Iloa nos apuntaba con una lanza, igual que Imica, desde el timón. Lo siguiente es el asombro. Luego la alegría. Iloa, Imica y el joven a su cargo, Nina. Sólo ellos tres, en toda la nave. Iloa ha abrazado a Madurez, e Imica se ha dejado caer en el desnivel del puesto del timonel a la cubierta, mientras Nina cubría su posición de inmediato. Me está mirando, con las manos en la cintura.
—Cómo tú venir.
La voz de Imica suena cansada. El número de los tripulantes era una señal, pero ésta es la confirmación de la desgracia. Furia está ardiendo en mi pierna.
—Nos ha traído un brujo bueno —le digo.
—Yo alegre tener cerca Luchadora.
—Imica, ¿dónde está el resto del poblado?
Imica e Iloa se miran, un segundo. Iloa baja la mirada. Aquí, en el mar, apenas hay niebla y las estrellas iluminan tanto como la aurora boreal rosada. Imica debía estar esperando que Iloa contestase a mi pregunta, pero vuelve a hablar.
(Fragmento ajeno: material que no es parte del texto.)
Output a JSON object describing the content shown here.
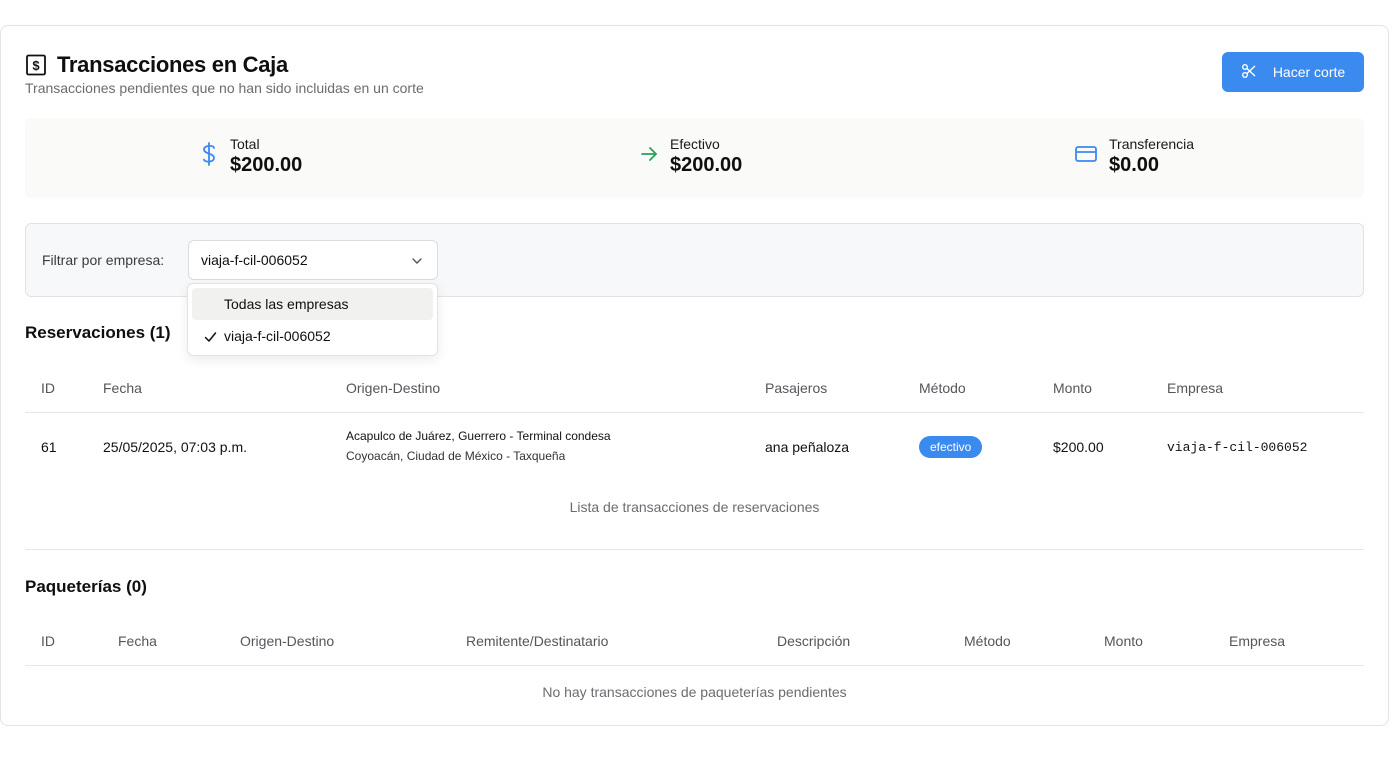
{
  "header": {
    "title": "Transacciones en Caja",
    "subtitle": "Transacciones pendientes que no han sido incluidas en un corte",
    "cut_button_label": "Hacer corte"
  },
  "summary": {
    "total": {
      "label": "Total",
      "value": "$200.00",
      "icon": "dollar-icon",
      "color": "#3b8af0"
    },
    "cash": {
      "label": "Efectivo",
      "value": "$200.00",
      "icon": "arrow-right-icon",
      "color": "#2fa05a"
    },
    "transfer": {
      "label": "Transferencia",
      "value": "$0.00",
      "icon": "credit-card-icon",
      "color": "#3b8af0"
    }
  },
  "filter": {
    "label": "Filtrar por empresa:",
    "selected": "viaja-f-cil-006052",
    "options": [
      {
        "label": "Todas las empresas",
        "checked": false
      },
      {
        "label": "viaja-f-cil-006052",
        "checked": true
      }
    ]
  },
  "reservations": {
    "title": "Reservaciones (1)",
    "columns": [
      "ID",
      "Fecha",
      "Origen-Destino",
      "Pasajeros",
      "Método",
      "Monto",
      "Empresa"
    ],
    "rows": [
      {
        "id": "61",
        "date": "25/05/2025, 07:03 p.m.",
        "origin": "Acapulco de Juárez, Guerrero - Terminal condesa",
        "destination": "Coyoacán, Ciudad de México - Taxqueña",
        "passengers": "ana peñaloza",
        "method": "efectivo",
        "amount": "$200.00",
        "company": "viaja-f-cil-006052"
      }
    ],
    "caption": "Lista de transacciones de reservaciones"
  },
  "parcels": {
    "title": "Paqueterías (0)",
    "columns": [
      "ID",
      "Fecha",
      "Origen-Destino",
      "Remitente/Destinatario",
      "Descripción",
      "Método",
      "Monto",
      "Empresa"
    ],
    "empty": "No hay transacciones de paqueterías pendientes"
  },
  "colors": {
    "accent": "#3b8af0",
    "success": "#2fa05a"
  }
}
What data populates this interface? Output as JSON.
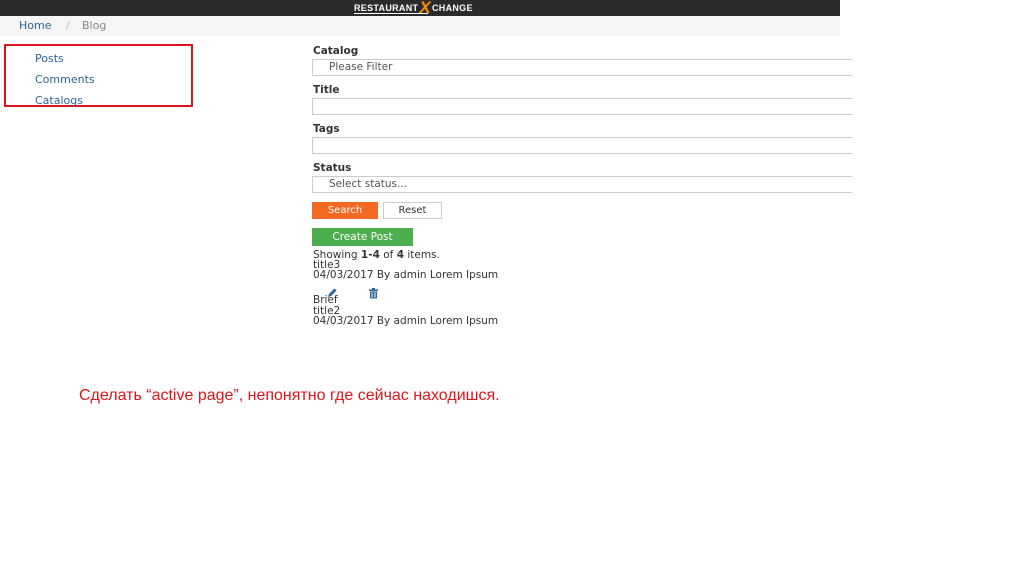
{
  "header": {
    "logo_left": "RESTAURANT",
    "logo_x": "X",
    "logo_right": "CHANGE",
    "bg_color": "#2b2b2b",
    "accent_color": "#f39200"
  },
  "breadcrumb": {
    "home": "Home",
    "separator": "/",
    "current": "Blog"
  },
  "sidebar": {
    "items": [
      {
        "label": "Posts"
      },
      {
        "label": "Comments"
      },
      {
        "label": "Catalogs"
      }
    ]
  },
  "filters": {
    "catalog_label": "Catalog",
    "catalog_value": "Please Filter",
    "title_label": "Title",
    "title_value": "",
    "tags_label": "Tags",
    "tags_value": "",
    "status_label": "Status",
    "status_value": "Select status..."
  },
  "buttons": {
    "search": "Search",
    "reset": "Reset",
    "create_post": "Create Post"
  },
  "summary": {
    "prefix": "Showing ",
    "range": "1-4",
    "middle": " of ",
    "total": "4",
    "suffix": " items."
  },
  "posts": [
    {
      "title": "title3",
      "meta": "04/03/2017 By admin Lorem Ipsum",
      "brief": "Brief"
    },
    {
      "title": "title2",
      "meta": "04/03/2017 By admin Lorem Ipsum"
    }
  ],
  "icons": {
    "edit": "pencil-icon",
    "delete": "trash-icon"
  },
  "annotation": {
    "text": "Сделать “active page”, непонятно где сейчас находишся.",
    "color": "#e0141b"
  }
}
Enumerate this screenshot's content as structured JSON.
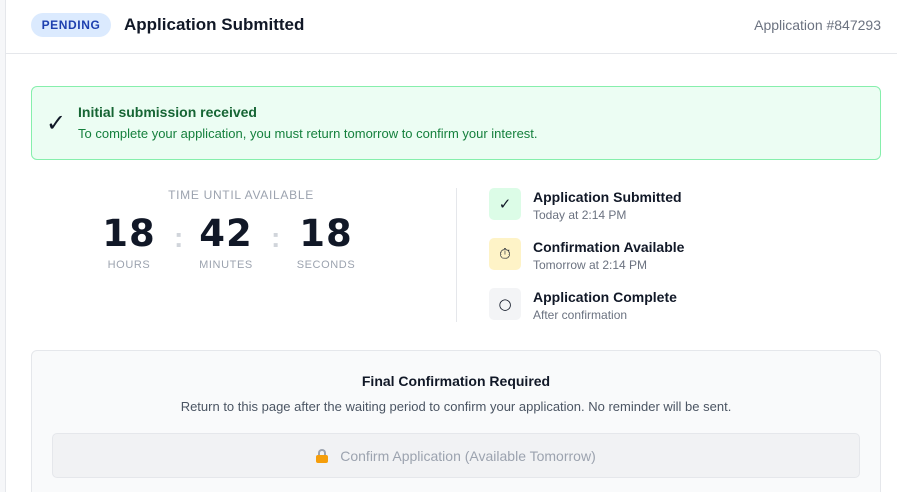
{
  "header": {
    "badge": "PENDING",
    "title": "Application Submitted",
    "application_number": "Application #847293"
  },
  "alert": {
    "icon": "check-icon",
    "title": "Initial submission received",
    "message": "To complete your application, you must return tomorrow to confirm your interest."
  },
  "countdown": {
    "label": "TIME UNTIL AVAILABLE",
    "hours": "18",
    "hours_label": "HOURS",
    "minutes": "42",
    "minutes_label": "MINUTES",
    "seconds": "18",
    "seconds_label": "SECONDS",
    "separator": ":"
  },
  "timeline": [
    {
      "icon": "check-icon",
      "glyph": "✓",
      "title": "Application Submitted",
      "subtitle": "Today at 2:14 PM",
      "color": "#dcfce7"
    },
    {
      "icon": "stopwatch-icon",
      "glyph": "⏱",
      "title": "Confirmation Available",
      "subtitle": "Tomorrow at 2:14 PM",
      "color": "#fef3c7"
    },
    {
      "icon": "circle-icon",
      "glyph": "○",
      "title": "Application Complete",
      "subtitle": "After confirmation",
      "color": "#f3f4f6"
    }
  ],
  "confirmation": {
    "title": "Final Confirmation Required",
    "text": "Return to this page after the waiting period to confirm your application. No reminder will be sent.",
    "button_label": "Confirm Application (Available Tomorrow)",
    "button_icon": "lock-icon"
  },
  "colors": {
    "badge_bg": "#dbeafe",
    "success_bg": "#ecfdf3",
    "success_border": "#86efac",
    "success_text": "#166534"
  }
}
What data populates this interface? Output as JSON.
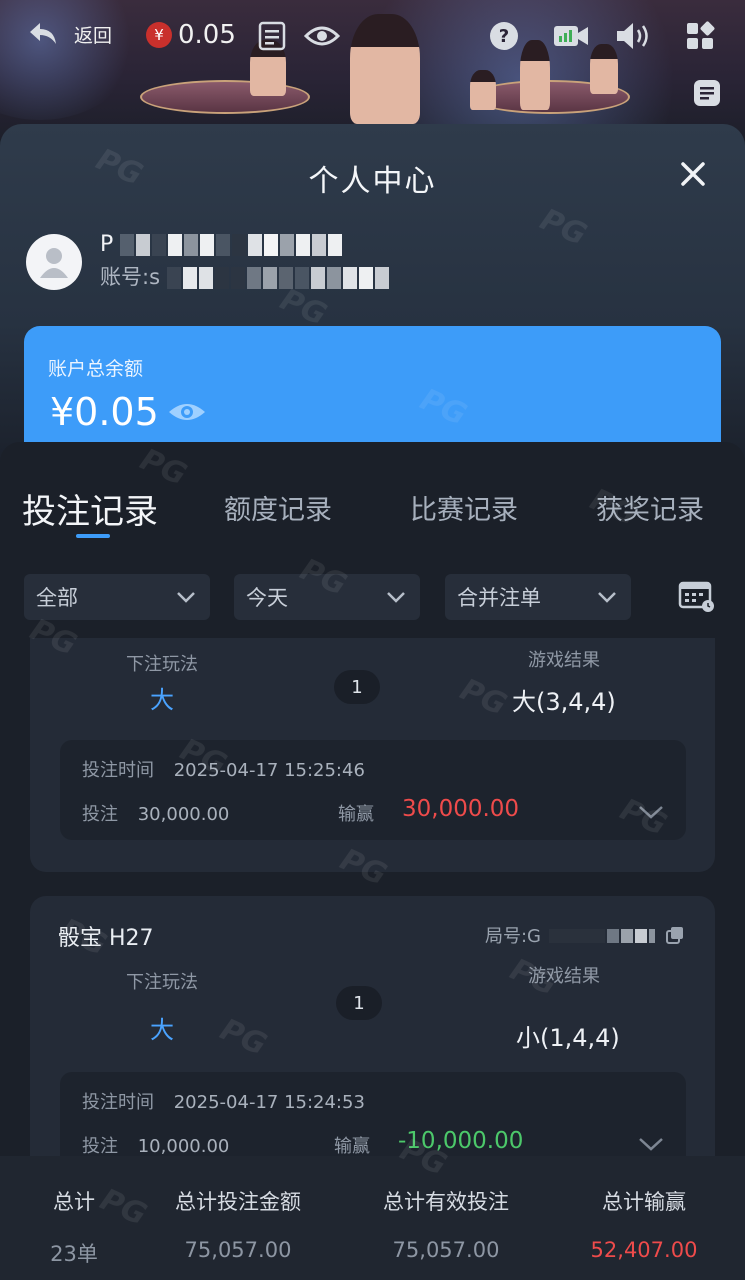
{
  "topbar": {
    "back_label": "返回",
    "balance_currency": "¥",
    "balance": "0.05",
    "icons": [
      "back-arrow-icon",
      "yen-coin-icon",
      "menu-list-icon",
      "eye-icon",
      "help-icon",
      "video-icon",
      "volume-icon",
      "apps-icon",
      "note-icon"
    ]
  },
  "panel": {
    "title": "个人中心",
    "close_icon": "close-icon"
  },
  "user": {
    "name_prefix": "P",
    "account_label": "账号:",
    "account_prefix": "s"
  },
  "balance_card": {
    "label": "账户总余额",
    "amount": "¥0.05",
    "color": "#3d9cf9"
  },
  "tabs": [
    {
      "label": "投注记录",
      "active": true
    },
    {
      "label": "额度记录",
      "active": false
    },
    {
      "label": "比赛记录",
      "active": false
    },
    {
      "label": "获奖记录",
      "active": false
    }
  ],
  "filters": {
    "type": "全部",
    "date": "今天",
    "merge": "合并注单"
  },
  "records": [
    {
      "game": "",
      "round_label": "",
      "bet_type_label": "下注玩法",
      "bet_type": "大",
      "count": "1",
      "result_label": "游戏结果",
      "result": "大(3,4,4)",
      "time_label": "投注时间",
      "time": "2025-04-17 15:25:46",
      "stake_label": "投注",
      "stake": "30,000.00",
      "winloss_label": "输赢",
      "winloss": "30,000.00"
    },
    {
      "game": "骰宝 H27",
      "round_label": "局号:G",
      "bet_type_label": "下注玩法",
      "bet_type": "大",
      "count": "1",
      "result_label": "游戏结果",
      "result": "小(1,4,4)",
      "time_label": "投注时间",
      "time": "2025-04-17 15:24:53",
      "stake_label": "投注",
      "stake": "10,000.00",
      "winloss_label": "输赢",
      "winloss": "-10,000.00"
    }
  ],
  "footer": {
    "total_label": "总计",
    "total_value": "23单",
    "bet_amount_label": "总计投注金额",
    "bet_amount_value": "75,057.00",
    "valid_bet_label": "总计有效投注",
    "valid_bet_value": "75,057.00",
    "winloss_label": "总计输赢",
    "winloss_value": "52,407.00"
  },
  "colors": {
    "accent_blue": "#3d9cf9",
    "win_red": "#ee4b4b",
    "loss_green": "#4cc86a"
  }
}
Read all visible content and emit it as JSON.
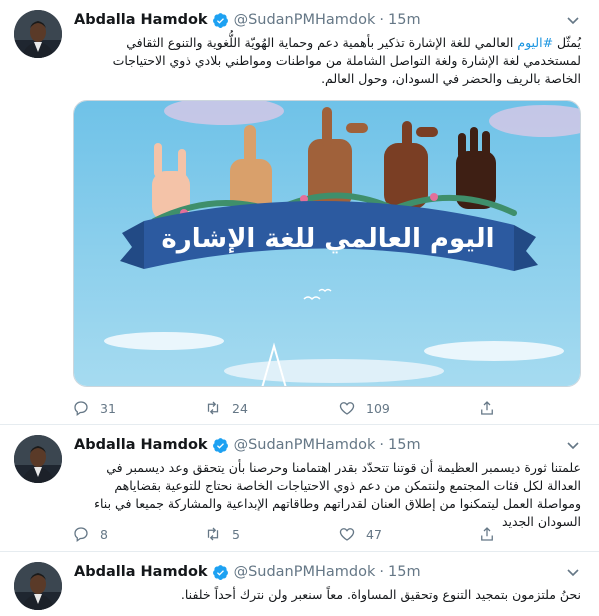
{
  "tweets": [
    {
      "author": "Abdalla Hamdok",
      "handle": "@SudanPMHamdok",
      "separator": "·",
      "time": "15m",
      "hashtag": "#اليوم",
      "text_before": "يُمثّل",
      "text_after": "العالمي للغة الإشارة تذكير بأهمية دعم وحماية الهُويّة اللُّغوية والتنوع الثقافي لمستخدمي لغة الإشارة ولغة التواصل الشاملة من مواطنات ومواطني بلادي ذوي الاحتياجات الخاصة بالريف والحضر في السودان، وحول العالم.",
      "media_caption": "اليوم العالمي للغة الإشارة",
      "replies": "31",
      "retweets": "24",
      "likes": "109"
    },
    {
      "author": "Abdalla Hamdok",
      "handle": "@SudanPMHamdok",
      "separator": "·",
      "time": "15m",
      "text": "علمتنا ثورة ديسمبر العظيمة أن قوتنا تتحدّد بقدر اهتمامنا وحرصنا بأن يتحقق وعد ديسمبر في العدالة لكل فئات المجتمع ولنتمكن من دعم ذوي الاحتياجات الخاصة نحتاج للتوعية بقضاياهم ومواصلة العمل ليتمكنوا من إطلاق العنان لقدراتهم وطاقاتهم الإبداعية والمشاركة جميعا في بناء السودان الجديد",
      "replies": "8",
      "retweets": "5",
      "likes": "47"
    },
    {
      "author": "Abdalla Hamdok",
      "handle": "@SudanPMHamdok",
      "separator": "·",
      "time": "15m",
      "text": "نحنُ ملتزمون بتمجيد التنوع وتحقيق المساواة. معاً سنعبر ولن نترك أحداً خلفنا."
    }
  ],
  "colors": {
    "link": "#1b95e0",
    "verified": "#1da1f2",
    "muted": "#657786",
    "banner": "#2c5aa0",
    "sky": "#8fcdea"
  },
  "icons": [
    "verified-badge-icon",
    "chevron-down-icon",
    "reply-icon",
    "retweet-icon",
    "like-icon",
    "share-icon"
  ]
}
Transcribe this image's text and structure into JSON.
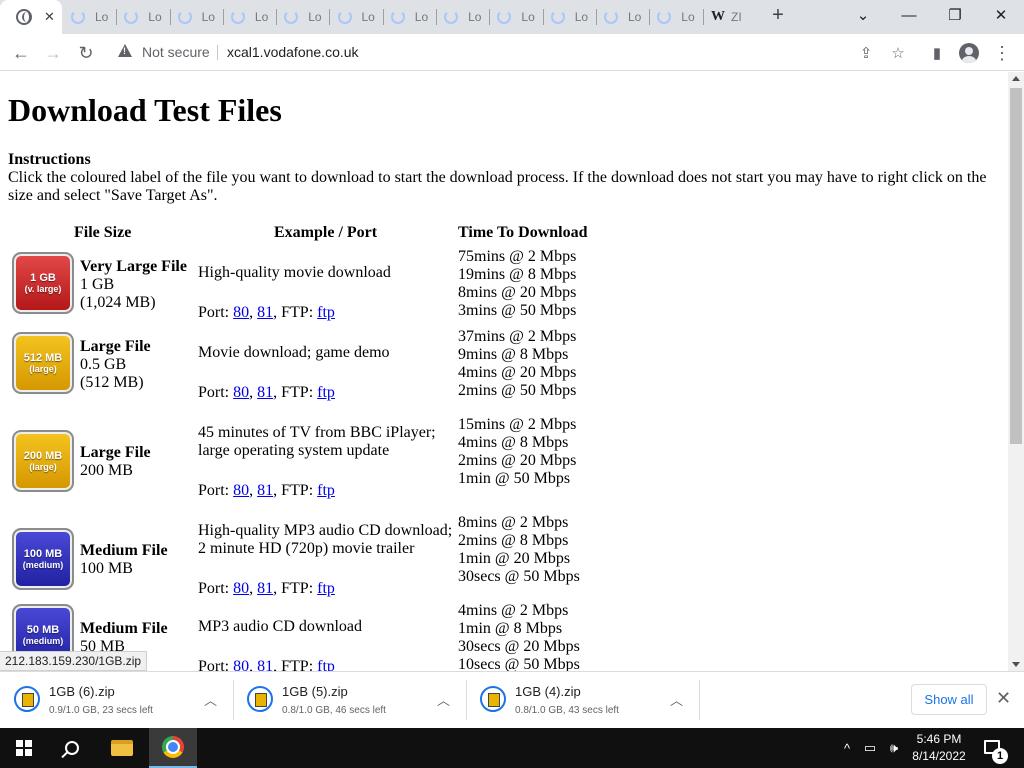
{
  "browser": {
    "active_tab": {
      "title": ""
    },
    "loading_tabs": [
      {
        "title": "Lo"
      },
      {
        "title": "Lo"
      },
      {
        "title": "Lo"
      },
      {
        "title": "Lo"
      },
      {
        "title": "Lo"
      },
      {
        "title": "Lo"
      },
      {
        "title": "Lo"
      },
      {
        "title": "Lo"
      },
      {
        "title": "Lo"
      },
      {
        "title": "Lo"
      },
      {
        "title": "Lo"
      },
      {
        "title": "Lo"
      }
    ],
    "last_tab": {
      "title": "ZI"
    },
    "security_label": "Not secure",
    "url": "xcal1.vodafone.co.uk"
  },
  "page": {
    "title": "Download Test Files",
    "instructions_heading": "Instructions",
    "instructions_text": "Click the coloured label of the file you want to download to start the download process. If the download does not start you may have to right click on the size and select \"Save Target As\".",
    "columns": {
      "size": "File Size",
      "example": "Example / Port",
      "time": "Time To Download"
    },
    "port_label": "Port:",
    "ftp_label": ", FTP:",
    "files": [
      {
        "badge_top": "1 GB",
        "badge_bottom": "(v. large)",
        "color": "red",
        "title": "Very Large File",
        "size": "1 GB",
        "size_mb": "(1,024 MB)",
        "example": "High-quality movie download",
        "port80": "80",
        "port81": "81",
        "ftp": "ftp",
        "times": [
          "75mins @ 2 Mbps",
          "19mins @ 8 Mbps",
          "8mins @ 20 Mbps",
          "3mins @ 50 Mbps"
        ]
      },
      {
        "badge_top": "512 MB",
        "badge_bottom": "(large)",
        "color": "yellow",
        "title": "Large File",
        "size": "0.5 GB",
        "size_mb": "(512 MB)",
        "example": "Movie download; game demo",
        "port80": "80",
        "port81": "81",
        "ftp": "ftp",
        "times": [
          "37mins @ 2 Mbps",
          "9mins @ 8 Mbps",
          "4mins @ 20 Mbps",
          "2mins @ 50 Mbps"
        ]
      },
      {
        "badge_top": "200 MB",
        "badge_bottom": "(large)",
        "color": "yellow",
        "title": "Large File",
        "size": "200 MB",
        "size_mb": "",
        "example": "45 minutes of TV from BBC iPlayer; large operating system update",
        "port80": "80",
        "port81": "81",
        "ftp": "ftp",
        "times": [
          "15mins @ 2 Mbps",
          "4mins @ 8 Mbps",
          "2mins @ 20 Mbps",
          "1min @ 50 Mbps"
        ]
      },
      {
        "badge_top": "100 MB",
        "badge_bottom": "(medium)",
        "color": "blue",
        "title": "Medium File",
        "size": "100 MB",
        "size_mb": "",
        "example": "High-quality MP3 audio CD download; 2 minute HD (720p) movie trailer",
        "port80": "80",
        "port81": "81",
        "ftp": "ftp",
        "times": [
          "8mins @ 2 Mbps",
          "2mins @ 8 Mbps",
          "1min @ 20 Mbps",
          "30secs @ 50 Mbps"
        ]
      },
      {
        "badge_top": "50 MB",
        "badge_bottom": "(medium)",
        "color": "blue",
        "title": "Medium File",
        "size": "50 MB",
        "size_mb": "",
        "example": "MP3 audio CD download",
        "port80": "80",
        "port81": "81",
        "ftp": "ftp",
        "times": [
          "4mins @ 2 Mbps",
          "1min @ 8 Mbps",
          "30secs @ 20 Mbps",
          "10secs @ 50 Mbps"
        ]
      }
    ],
    "status_url": "212.183.159.230/1GB.zip"
  },
  "downloads": {
    "items": [
      {
        "name": "1GB (6).zip",
        "status": "0.9/1.0 GB, 23 secs left"
      },
      {
        "name": "1GB (5).zip",
        "status": "0.8/1.0 GB, 46 secs left"
      },
      {
        "name": "1GB (4).zip",
        "status": "0.8/1.0 GB, 43 secs left"
      }
    ],
    "show_all": "Show all"
  },
  "taskbar": {
    "time": "5:46 PM",
    "date": "8/14/2022",
    "notification_count": "1"
  },
  "colors": {
    "red": "#c62222",
    "yellow": "#e6ad0a",
    "blue": "#3333bb",
    "link": "#0000ee",
    "accent": "#1a73e8"
  }
}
—No poblado —dice—. Todas Miedo.
Al final, llega un punto en el que no puedes recibir peores noticias. Durante dos semanas sólo he tenido a Madurez. Y de pronto, tengo a Eissen y a Orfeo, a Optimismo... ahora a Iloa e Imica, un último regalo de Inconsciente.
—¿Cuánto tiempo ha estado Miedo controlando mi cabeza? —dice Optimismo.
—En cinco minutos contestaré a todas tus preguntas —digo.
—¿Por qué no ahora?
Palpo la funda de Furia, tan caliente que ha empezado a arrugarse y agrietarse por algún lado, y la pierna, seguro que con alguna quemadura, hace tiempo que está dormida bajo los efectos del rubí. Apago toda su luz roja, en la barandilla del barco. Salto por la borda con mi única pierna buena, de cabeza hacia el agua negra y plateada. Tan fría, que seguro que calma el volcán de preguntas que también tiene que estar hirviendo dentro de la espada de purita. Por primera vez, y de forma inesperada, absolutamente irrompible.